Apply filter condition on dataframe created from J

2019-03-03 00:46发布

问题:

I am working on the dataframe created by JSON and then I want to apply the filter condition over the dataframe.

val jsonStr = """{ "metadata": [{ "key": 84896, "value": 54 },{ "key": 1234, "value": 12 }]}"""
val rdd = sc.parallelize(Seq(jsonStr))
val df = sqlContext.read.json(rdd)

schema of df

root
 |-- metadata: array (nullable = true)
 |    |-- element: struct (containsNull = true)
 |    |    |-- key: long (nullable = true)
 |    |    |-- value: long (nullable = true)

now I need to filter the dataframe which I am trying to do as

val df1=df.where("key == 84896")

which throws error

ERROR Executor - Exception in task 0.0 in stage 1.0 (TID 1)
org.apache.spark.sql.AnalysisException: cannot resolve '`key`' given input columns: [metadata]; line 1 pos 0;
'Filter ('key = 84896)

The reason I want to use where clause is because of the expression string which I want to use directly eg ( (key == 999, value == 55) || (key == 1234, value == 12) )

回答1:

From what I have understood from your question and comment is that you are trying to apply ( (key == 999, value == 55) || (key == 1234, value == 12) ) expression to filter the dataframe rows.

First of all, the expression needs changes as it cannot be applied as expression to dataframe in spark so you need to change as

val expression = """( (key == 999, value == 55) || (key == 1234, value == 12) )"""
val actualExpression = expression.replace(",", " and").replace("||", "or")

which should give you new valid expression as

( (key == 999 and value == 55) or (key == 1234 and value == 12) )

Now that you have valid expression, your dataframe needs modification too as you can't query such expression on a column with array and struct as schema

So you would need explode function to explode the array elements to different rows and then use .* notation to select all the elements of struct on different columns.

val df1 = df.withColumn("metadata", explode($"metadata"))
  .select($"metadata.*")

which should give you dataframe as

+-----+-----+
|key  |value|
+-----+-----+
|84896|54   |
|1234 |12   |
+-----+-----+

And the finally use the valid expression on the dataframe generated as

df1.where(s"${actualExpression}")

I hope the answer is helpful



回答2:

First you should use explode to get an easy-to-work-with dataFrame.
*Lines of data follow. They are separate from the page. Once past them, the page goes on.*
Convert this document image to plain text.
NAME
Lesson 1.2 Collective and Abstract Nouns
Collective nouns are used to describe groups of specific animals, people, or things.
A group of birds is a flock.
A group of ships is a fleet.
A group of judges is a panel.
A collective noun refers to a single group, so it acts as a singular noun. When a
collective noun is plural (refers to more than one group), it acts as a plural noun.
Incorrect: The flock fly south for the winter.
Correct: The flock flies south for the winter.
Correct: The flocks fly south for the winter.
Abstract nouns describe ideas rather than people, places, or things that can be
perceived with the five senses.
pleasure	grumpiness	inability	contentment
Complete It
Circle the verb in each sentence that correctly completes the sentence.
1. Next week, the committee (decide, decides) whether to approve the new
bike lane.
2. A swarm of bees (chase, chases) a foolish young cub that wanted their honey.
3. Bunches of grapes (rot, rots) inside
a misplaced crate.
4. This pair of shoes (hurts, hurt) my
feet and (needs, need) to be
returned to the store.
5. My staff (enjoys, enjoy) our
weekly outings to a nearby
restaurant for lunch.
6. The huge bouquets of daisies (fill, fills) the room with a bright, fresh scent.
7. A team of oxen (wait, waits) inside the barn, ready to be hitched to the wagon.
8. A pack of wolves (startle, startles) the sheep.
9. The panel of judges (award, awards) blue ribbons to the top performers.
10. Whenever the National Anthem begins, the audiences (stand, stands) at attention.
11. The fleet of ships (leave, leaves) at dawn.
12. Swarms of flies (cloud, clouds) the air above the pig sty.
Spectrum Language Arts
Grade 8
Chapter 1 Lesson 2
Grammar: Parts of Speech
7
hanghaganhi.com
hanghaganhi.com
Then you can select both key and value of you given input:

val explodedDF = df.withColumn("metadata", explode($"metadata"))
  .select("metadata.key", "metadata.value")

Output:

+-----+-----+
|  key|value|
+-----+-----+
|84896|   54|
| 1234|   12|
+-----+-----+

This way you'll be able to perform your filtering logic as usual:

scala> explodedDF.where("key == 84896").show
+-----+-----+
|  key|value|
+-----+-----+
|84896|   54|
+-----+-----+

You can concatenate your filtering requirements, some examples below:

explodedDF.where("key == 84896 AND value == 54")
explodedDF.where("(key == 84896 AND value == 54) OR key = 1234")